N-Stage transfer
The idea of n-Stage transfer is to extend the apertium-interchunk
so that it can "merge" chunks, for example NP CC NP → NP
This is something like the idea of cascaded finite-state chunking, as described by Abney (1995).
Examples
- 1. The girl with the telescope shouted at the boy who saw the dog in the field.

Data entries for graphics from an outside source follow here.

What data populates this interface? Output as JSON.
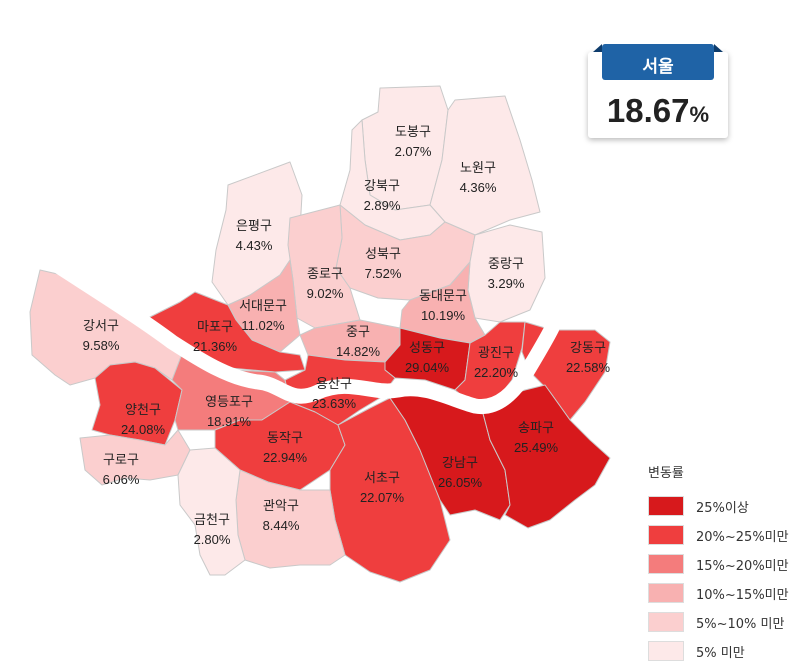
{
  "summary": {
    "title": "서울",
    "value": "18.67",
    "unit": "%"
  },
  "legend": {
    "title": "변동률",
    "items": [
      {
        "label": "25%이상",
        "color": "#d7191c"
      },
      {
        "label": "20%~25%미만",
        "color": "#ef3e3e"
      },
      {
        "label": "15%~20%미만",
        "color": "#f47c7c"
      },
      {
        "label": "10%~15%미만",
        "color": "#f8b1b1"
      },
      {
        "label": "5%~10% 미만",
        "color": "#fbcfcf"
      },
      {
        "label": "5% 미만",
        "color": "#fde9e9"
      }
    ]
  },
  "districts": [
    {
      "id": "dobong",
      "name": "도봉구",
      "value": "2.07%"
    },
    {
      "id": "nowon",
      "name": "노원구",
      "value": "4.36%"
    },
    {
      "id": "gangbuk",
      "name": "강북구",
      "value": "2.89%"
    },
    {
      "id": "eunpyeong",
      "name": "은평구",
      "value": "4.43%"
    },
    {
      "id": "seongbuk",
      "name": "성북구",
      "value": "7.52%"
    },
    {
      "id": "jongno",
      "name": "종로구",
      "value": "9.02%"
    },
    {
      "id": "jungnang",
      "name": "중랑구",
      "value": "3.29%"
    },
    {
      "id": "dongdaemun",
      "name": "동대문구",
      "value": "10.19%"
    },
    {
      "id": "seodaemun",
      "name": "서대문구",
      "value": "11.02%"
    },
    {
      "id": "gangseo",
      "name": "강서구",
      "value": "9.58%"
    },
    {
      "id": "mapo",
      "name": "마포구",
      "value": "21.36%"
    },
    {
      "id": "jung",
      "name": "중구",
      "value": "14.82%"
    },
    {
      "id": "seongdong",
      "name": "성동구",
      "value": "29.04%"
    },
    {
      "id": "gwangjin",
      "name": "광진구",
      "value": "22.20%"
    },
    {
      "id": "gangdong",
      "name": "강동구",
      "value": "22.58%"
    },
    {
      "id": "yongsan",
      "name": "용산구",
      "value": "23.63%"
    },
    {
      "id": "yangcheon",
      "name": "양천구",
      "value": "24.08%"
    },
    {
      "id": "yeongdeungpo",
      "name": "영등포구",
      "value": "18.91%"
    },
    {
      "id": "songpa",
      "name": "송파구",
      "value": "25.49%"
    },
    {
      "id": "dongjak",
      "name": "동작구",
      "value": "22.94%"
    },
    {
      "id": "guro",
      "name": "구로구",
      "value": "6.06%"
    },
    {
      "id": "gangnam",
      "name": "강남구",
      "value": "26.05%"
    },
    {
      "id": "seocho",
      "name": "서초구",
      "value": "22.07%"
    },
    {
      "id": "gwanak",
      "name": "관악구",
      "value": "8.44%"
    },
    {
      "id": "geumcheon",
      "name": "금천구",
      "value": "2.80%"
    }
  ]
}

The current chunk-based transfer would normally chunk this into:
[The girl] [with] [the telescope] [shouted] [at] [the boy] [who] [saw] [the dog] [in] [the field] NP PREP NP V PREP NP REL V NP PREP NP
This is quite a shallow analysis, with more stages of chunking, we could unify some of those chunks into more coherent phrases. So for example the next stage might be to unify PREP NP → PP
then NP PP → NP
, then V NP → VP
and then NP REL VP → NP
. We'd end up with a more coherent and "deep" analysis which might look something like
The girl with the telescope shouted at the boy who saw the dog in the field DET NOM PREP DET NOM V PREP DET NOM REL V DET NOM PREP DET NOM * NP PREP NP V PREP NP REL V NP PREP NP (PREP NP → PP) NP PP V PP REL V NP PP (NP PP → NP) NP V PP REL V NP PP (V NP → VP) NP V PP REL VP (NP REL VP → NP) NP V NP
This would not give us any more "transfer power", as the rules would still be finite-state, and non-recursive, but it would make certain tasks easier. Probably we wouldn't reach 5 levels of interchunk, but even having one more level could help a lot.

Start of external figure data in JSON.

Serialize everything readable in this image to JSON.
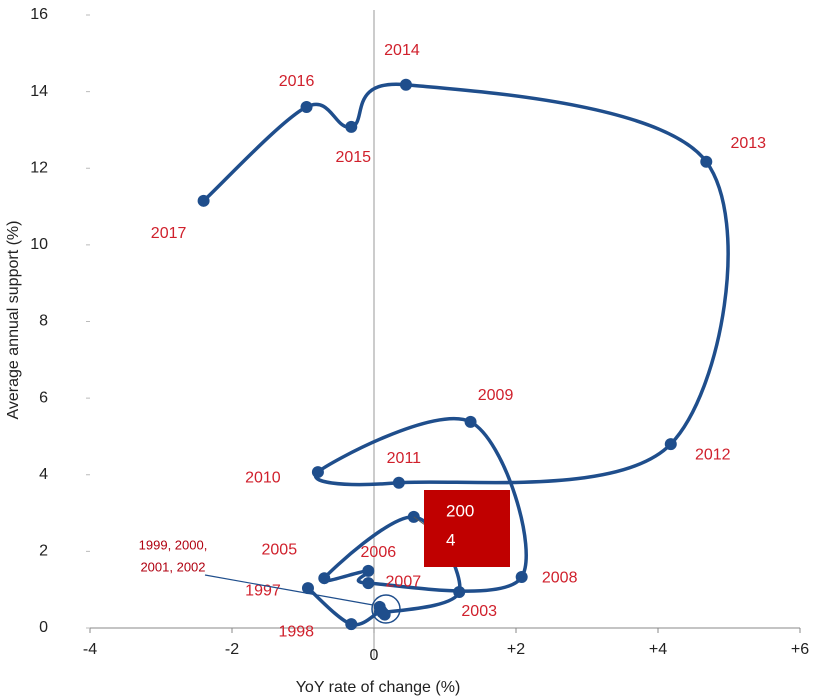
{
  "chart_data": {
    "type": "line",
    "xlabel": "YoY rate of change (%)",
    "ylabel": "Average annual support (%)",
    "xlim": [
      -4,
      6
    ],
    "ylim": [
      0,
      16
    ],
    "xticks": [
      -4,
      -2,
      0,
      {
        "value": 2,
        "label": "+2"
      },
      {
        "value": 4,
        "label": "+4"
      },
      {
        "value": 6,
        "label": "+6"
      }
    ],
    "yticks": [
      0,
      2,
      4,
      6,
      8,
      10,
      12,
      14,
      16
    ],
    "color": "#1f4e8c",
    "label_color": "#d0202c",
    "x": [
      -0.93,
      -0.32,
      0.1,
      0.15,
      0.08,
      0.12,
      1.2,
      0.56,
      -0.7,
      -0.08,
      -0.08,
      2.08,
      1.36,
      -0.79,
      0.35,
      4.18,
      4.68,
      0.45,
      -0.32,
      -0.95,
      -2.4
    ],
    "y": [
      1.04,
      0.1,
      0.45,
      0.35,
      0.55,
      0.4,
      0.94,
      2.9,
      1.3,
      1.49,
      1.17,
      1.33,
      5.38,
      4.07,
      3.79,
      4.8,
      12.17,
      14.18,
      13.08,
      13.6,
      11.15
    ],
    "point_labels": [
      "1997",
      "1998",
      null,
      null,
      null,
      null,
      "2003",
      null,
      "2005",
      "2006",
      "2007",
      "2008",
      "2009",
      "2010",
      "2011",
      "2012",
      "2013",
      "2014",
      "2015",
      "2016",
      "2017"
    ],
    "annotations": [
      {
        "lines": [
          "1999, 2000,",
          "2001, 2002"
        ]
      },
      {
        "lines": [
          "200",
          "4"
        ]
      }
    ]
  }
}
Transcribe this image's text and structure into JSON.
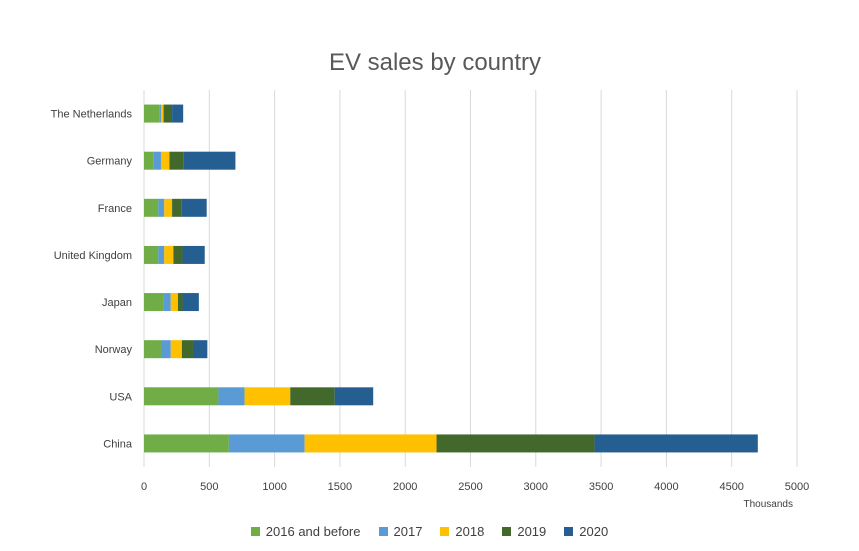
{
  "chart_data": {
    "type": "bar",
    "orientation": "horizontal",
    "stacked": true,
    "title": "EV sales by country",
    "xlabel": "",
    "ylabel": "",
    "x_unit_label": "Thousands",
    "xlim": [
      0,
      5000
    ],
    "xticks": [
      0,
      500,
      1000,
      1500,
      2000,
      2500,
      3000,
      3500,
      4000,
      4500,
      5000
    ],
    "grid": true,
    "legend_position": "bottom",
    "categories": [
      "The Netherlands",
      "Germany",
      "France",
      "United Kingdom",
      "Japan",
      "Norway",
      "USA",
      "China"
    ],
    "series": [
      {
        "name": "2016 and before",
        "color": "#70ad47",
        "values": [
          120,
          75,
          110,
          110,
          150,
          130,
          570,
          650
        ]
      },
      {
        "name": "2017",
        "color": "#5b9bd5",
        "values": [
          10,
          55,
          45,
          45,
          55,
          75,
          200,
          580
        ]
      },
      {
        "name": "2018",
        "color": "#ffc000",
        "values": [
          20,
          65,
          60,
          70,
          55,
          85,
          350,
          1010
        ]
      },
      {
        "name": "2019",
        "color": "#43682b",
        "values": [
          65,
          110,
          70,
          70,
          35,
          85,
          340,
          1210
        ]
      },
      {
        "name": "2020",
        "color": "#255e91",
        "values": [
          85,
          395,
          195,
          170,
          125,
          110,
          295,
          1250
        ]
      }
    ]
  }
}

- 2. My country's largest shopping centres
The current transfer chunks this into:
[My country]['s] [largest shopping centres] NP GEN NP
An intermediate stage of the transfer could have a rule to join NP + GEN + NP to create a single NP chunk. This will avoid the huge work of having to specify in the first stage the many different word combinations that may form a NP.

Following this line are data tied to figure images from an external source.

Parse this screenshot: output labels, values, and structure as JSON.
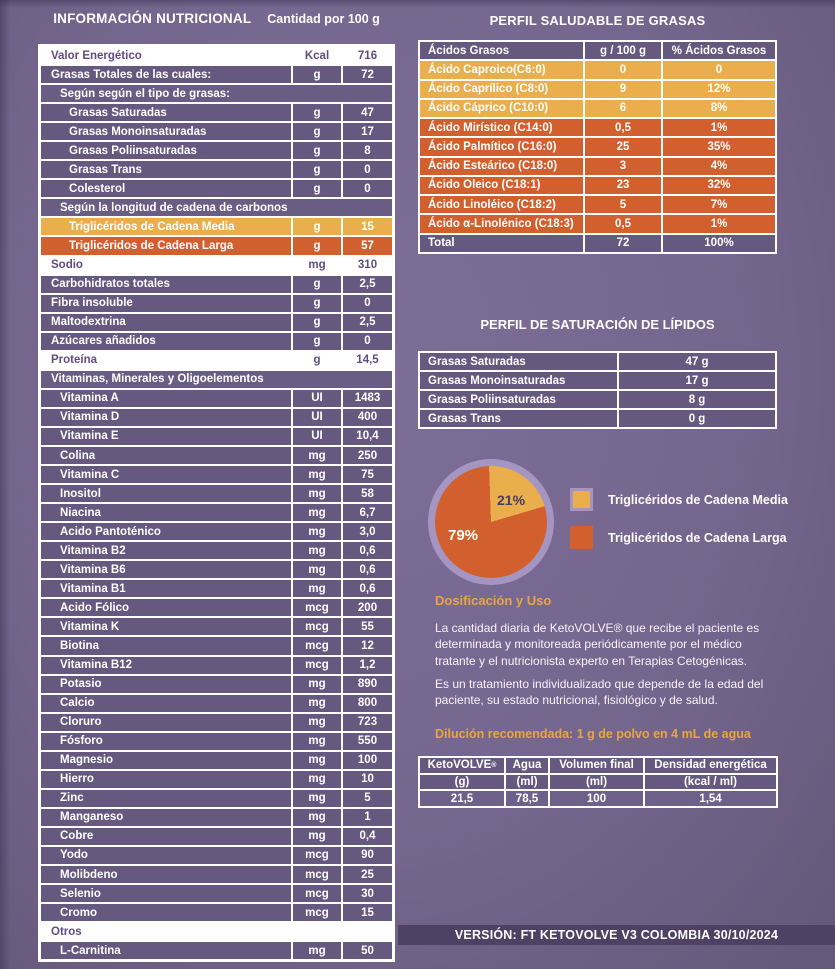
{
  "nutrition": {
    "title": "INFORMACIÓN NUTRICIONAL",
    "subtitle": "Cantidad por 100 g",
    "rows": [
      {
        "label": "Valor Energético",
        "unit": "Kcal",
        "value": "716",
        "style": "white",
        "indent": 0
      },
      {
        "label": "Grasas Totales de las cuales:",
        "unit": "g",
        "value": "72",
        "style": "purple",
        "indent": 0
      },
      {
        "label": "Según según el tipo de grasas:",
        "style": "section",
        "indent": 1
      },
      {
        "label": "Grasas Saturadas",
        "unit": "g",
        "value": "47",
        "style": "purple",
        "indent": 2
      },
      {
        "label": "Grasas Monoinsaturadas",
        "unit": "g",
        "value": "17",
        "style": "purple",
        "indent": 2
      },
      {
        "label": "Grasas Poliinsaturadas",
        "unit": "g",
        "value": "8",
        "style": "purple",
        "indent": 2
      },
      {
        "label": "Grasas Trans",
        "unit": "g",
        "value": "0",
        "style": "purple",
        "indent": 2
      },
      {
        "label": "Colesterol",
        "unit": "g",
        "value": "0",
        "style": "purple",
        "indent": 2
      },
      {
        "label": "Según la longitud de cadena de carbonos",
        "style": "section",
        "indent": 1
      },
      {
        "label": "Triglicéridos de Cadena Media",
        "unit": "g",
        "value": "15",
        "style": "yellow",
        "indent": 2
      },
      {
        "label": "Triglicéridos de Cadena Larga",
        "unit": "g",
        "value": "57",
        "style": "orange",
        "indent": 2
      },
      {
        "label": "Sodio",
        "unit": "mg",
        "value": "310",
        "style": "white",
        "indent": 0
      },
      {
        "label": "Carbohidratos totales",
        "unit": "g",
        "value": "2,5",
        "style": "purple",
        "indent": 0
      },
      {
        "label": "Fibra insoluble",
        "unit": "g",
        "value": "0",
        "style": "purple",
        "indent": 0
      },
      {
        "label": "Maltodextrina",
        "unit": "g",
        "value": "2,5",
        "style": "purple",
        "indent": 0
      },
      {
        "label": "Azúcares añadidos",
        "unit": "g",
        "value": "0",
        "style": "purple",
        "indent": 0
      },
      {
        "label": "Proteína",
        "unit": "g",
        "value": "14,5",
        "style": "white",
        "indent": 0
      },
      {
        "label": "Vitaminas, Minerales y Oligoelementos",
        "style": "section",
        "indent": 0
      },
      {
        "label": "Vitamina A",
        "unit": "UI",
        "value": "1483",
        "style": "purple",
        "indent": 1
      },
      {
        "label": "Vitamina D",
        "unit": "UI",
        "value": "400",
        "style": "purple",
        "indent": 1
      },
      {
        "label": "Vitamina E",
        "unit": "UI",
        "value": "10,4",
        "style": "purple",
        "indent": 1
      },
      {
        "label": "Colina",
        "unit": "mg",
        "value": "250",
        "style": "purple",
        "indent": 1
      },
      {
        "label": "Vitamina C",
        "unit": "mg",
        "value": "75",
        "style": "purple",
        "indent": 1
      },
      {
        "label": "Inositol",
        "unit": "mg",
        "value": "58",
        "style": "purple",
        "indent": 1
      },
      {
        "label": "Niacina",
        "unit": "mg",
        "value": "6,7",
        "style": "purple",
        "indent": 1
      },
      {
        "label": "Ácido Pantoténico",
        "unit": "mg",
        "value": "3,0",
        "style": "purple",
        "indent": 1
      },
      {
        "label": "Vitamina B2",
        "unit": "mg",
        "value": "0,6",
        "style": "purple",
        "indent": 1
      },
      {
        "label": "Vitamina B6",
        "unit": "mg",
        "value": "0,6",
        "style": "purple",
        "indent": 1
      },
      {
        "label": "Vitamina B1",
        "unit": "mg",
        "value": "0,6",
        "style": "purple",
        "indent": 1
      },
      {
        "label": "Ácido Fólico",
        "unit": "mcg",
        "value": "200",
        "style": "purple",
        "indent": 1
      },
      {
        "label": "Vitamina K",
        "unit": "mcg",
        "value": "55",
        "style": "purple",
        "indent": 1
      },
      {
        "label": "Biotina",
        "unit": "mcg",
        "value": "12",
        "style": "purple",
        "indent": 1
      },
      {
        "label": "Vitamina B12",
        "unit": "mcg",
        "value": "1,2",
        "style": "purple",
        "indent": 1
      },
      {
        "label": "Potasio",
        "unit": "mg",
        "value": "890",
        "style": "purple",
        "indent": 1
      },
      {
        "label": "Calcio",
        "unit": "mg",
        "value": "800",
        "style": "purple",
        "indent": 1
      },
      {
        "label": "Cloruro",
        "unit": "mg",
        "value": "723",
        "style": "purple",
        "indent": 1
      },
      {
        "label": "Fósforo",
        "unit": "mg",
        "value": "550",
        "style": "purple",
        "indent": 1
      },
      {
        "label": "Magnesio",
        "unit": "mg",
        "value": "100",
        "style": "purple",
        "indent": 1
      },
      {
        "label": "Hierro",
        "unit": "mg",
        "value": "10",
        "style": "purple",
        "indent": 1
      },
      {
        "label": "Zinc",
        "unit": "mg",
        "value": "5",
        "style": "purple",
        "indent": 1
      },
      {
        "label": "Manganeso",
        "unit": "mg",
        "value": "1",
        "style": "purple",
        "indent": 1
      },
      {
        "label": "Cobre",
        "unit": "mg",
        "value": "0,4",
        "style": "purple",
        "indent": 1
      },
      {
        "label": "Yodo",
        "unit": "mcg",
        "value": "90",
        "style": "purple",
        "indent": 1
      },
      {
        "label": "Molibdeno",
        "unit": "mcg",
        "value": "25",
        "style": "purple",
        "indent": 1
      },
      {
        "label": "Selenio",
        "unit": "mcg",
        "value": "30",
        "style": "purple",
        "indent": 1
      },
      {
        "label": "Cromo",
        "unit": "mcg",
        "value": "15",
        "style": "purple",
        "indent": 1
      },
      {
        "label": "Otros",
        "style": "white-section",
        "indent": 0
      },
      {
        "label": "L-Carnitina",
        "unit": "mg",
        "value": "50",
        "style": "purple",
        "indent": 1
      }
    ]
  },
  "fat_profile": {
    "title": "PERFIL SALUDABLE DE GRASAS",
    "headers": [
      "Ácidos Grasos",
      "g / 100 g",
      "% Ácidos Grasos"
    ],
    "rows": [
      {
        "label": "Ácido Caproico(C6:0)",
        "g": "0",
        "pct": "0",
        "style": "yellow"
      },
      {
        "label": "Ácido Caprílico (C8:0)",
        "g": "9",
        "pct": "12%",
        "style": "yellow"
      },
      {
        "label": "Ácido Cáprico (C10:0)",
        "g": "6",
        "pct": "8%",
        "style": "yellow"
      },
      {
        "label": "Ácido Mirístico (C14:0)",
        "g": "0,5",
        "pct": "1%",
        "style": "orange"
      },
      {
        "label": "Ácido Palmítico (C16:0)",
        "g": "25",
        "pct": "35%",
        "style": "orange"
      },
      {
        "label": "Ácido Esteárico (C18:0)",
        "g": "3",
        "pct": "4%",
        "style": "orange"
      },
      {
        "label": "Ácido Oleico (C18:1)",
        "g": "23",
        "pct": "32%",
        "style": "orange"
      },
      {
        "label": "Ácido Linoléico (C18:2)",
        "g": "5",
        "pct": "7%",
        "style": "orange"
      },
      {
        "label": "Ácido α-Linolénico (C18:3)",
        "g": "0,5",
        "pct": "1%",
        "style": "orange"
      }
    ],
    "total": {
      "label": "Total",
      "g": "72",
      "pct": "100%"
    }
  },
  "saturation": {
    "title": "PERFIL DE SATURACIÓN DE LÍPIDOS",
    "rows": [
      {
        "label": "Grasas Saturadas",
        "value": "47 g"
      },
      {
        "label": "Grasas Monoinsaturadas",
        "value": "17 g"
      },
      {
        "label": "Grasas Poliinsaturadas",
        "value": "8 g"
      },
      {
        "label": "Grasas Trans",
        "value": "0 g"
      }
    ]
  },
  "chart_data": {
    "type": "pie",
    "labels": [
      "Triglicéridos de Cadena Media",
      "Triglicéridos de Cadena Larga"
    ],
    "values": [
      21,
      79
    ],
    "unit": "%",
    "colors": [
      "#eaae4d",
      "#d2602e"
    ],
    "legend_position": "right"
  },
  "dosage": {
    "heading": "Dosificación y Uso",
    "p1": "La cantidad diaria de KetoVOLVE® que recibe el paciente es determinada y monitoreada periódicamente por el médico tratante y el nutricionista experto en Terapias Cetogénicas.",
    "p2": "Es un tratamiento individualizado que depende de la edad del paciente, su estado nutricional, fisiológico y de salud.",
    "dilution_heading": "Dilución recomendada: 1 g de polvo en 4 mL de agua"
  },
  "dilution_table": {
    "headers": [
      "KetoVOLVE",
      "Agua",
      "Volumen final",
      "Densidad energética"
    ],
    "header_mark": "®",
    "units": [
      "(g)",
      "(ml)",
      "(ml)",
      "(kcal / ml)"
    ],
    "values": [
      "21,5",
      "78,5",
      "100",
      "1,54"
    ]
  },
  "footer": {
    "text": "VERSIÓN: FT KETOVOLVE V3 COLOMBIA 30/10/2024"
  },
  "colors": {
    "background": "#75668e",
    "row_purple": "#66597f",
    "row_yellow": "#eaae4d",
    "row_orange": "#d2602e",
    "accent_heading": "#e9a63e",
    "pie_ring": "#a495c2",
    "footer_band": "#4d4263",
    "white_row_text": "#5d4e82"
  }
}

In this example, the head of the new NP would be the second original NP, that means that the morphological information of the new chunk would be that of "largest shopping centres" (plural) and not that of "my country" (singular). This information is important so that the next stage of the transfer (the current interchunk module) can perform some concordance operations:
[My country]['s] [largest shopping centres] [will prepare] (...) 1st stage: NP<sg> GEN NP<pl> V 2nd stage: NP<pl> V 3rd stage: NP<pl> V<pl>
Test implementation
from Jacob Nordfalk <jacob.nordfalk@gmail.com> til Apertium-stuff <apertium-stuff@lists.sourceforge.net> dato 12. apr. 2009 02.51 subject Experimental 4-stage transfer introduced in Apertium! sendt af gmail.com skjul detaljer 02.51 (2 minutter siden) Svar Dear all, I took the freedom to add support for simple n-stage transfer, by adding 5 simple lines of code to Apertium today. The lines I added to Apertium can be seen here: http://apertium.svn.sourceforge.net/viewvc/apertium?view=rev&revision=9616 Basically I added support for a new part: <clip pos="3" part="x_pgcontent"/> which gives the CONTENT INSIDE a chunk. so from ^adj_nom<SN><nom>{^granda<adj><sg><2>$ ^hundo<n><m><sg><2>$}$ it gets ^granda<adj><sg><2>$ ^hundo<n><m><sg><2>$ This can be used to merge chunks. I have put an example here: http://apertium.svn.sourceforge.net/viewvc/apertium?view=rev&revision=9613 Try big black cat's nice blue eyes belaj bluaj okuloj de granda nigra kato <SN>{granda nigra kato} <GEN>{de} SN{belaj bluaj okuloj} -> <SN>{belaj bluaj okuloj de granda nigra kato} Of course the name part="x_pgcontent" is temporary (eXperimental) and shoudn't be counted on, But I will ask you to please leave it in Apertium until someone makes some kind of improved ('proper') n-stage transfer support. As Esperanto's grammar is simple this very simple n-stage tranfer support is satisfactory for most tasks (and can really make a big difference in this language pair). In the meanwhile I will use this to improve the English-Esperanto pair, and gain experience about n-stage tranfer to share with Apertium community (and for you to try it you must svn up apertium and install with the patch, of course), I have already idintified the following poblems: - Case handling (Big black cat's nice blue eyes -> belaj bluaj okuloj de Granda nigra kato ) - Tag reference handling (an option to unpack <2>'s and <3>'s). This should not always happen, as its sometimes good to keep the <2>'s and <3>'s and sometimes its not. I can give some examples of this on request. Jacob
References
- Steven Abney. (1996) "Partial Parsing via Finite-State Cascades". J. of Natural Language Engineering, 2(4): 337-344.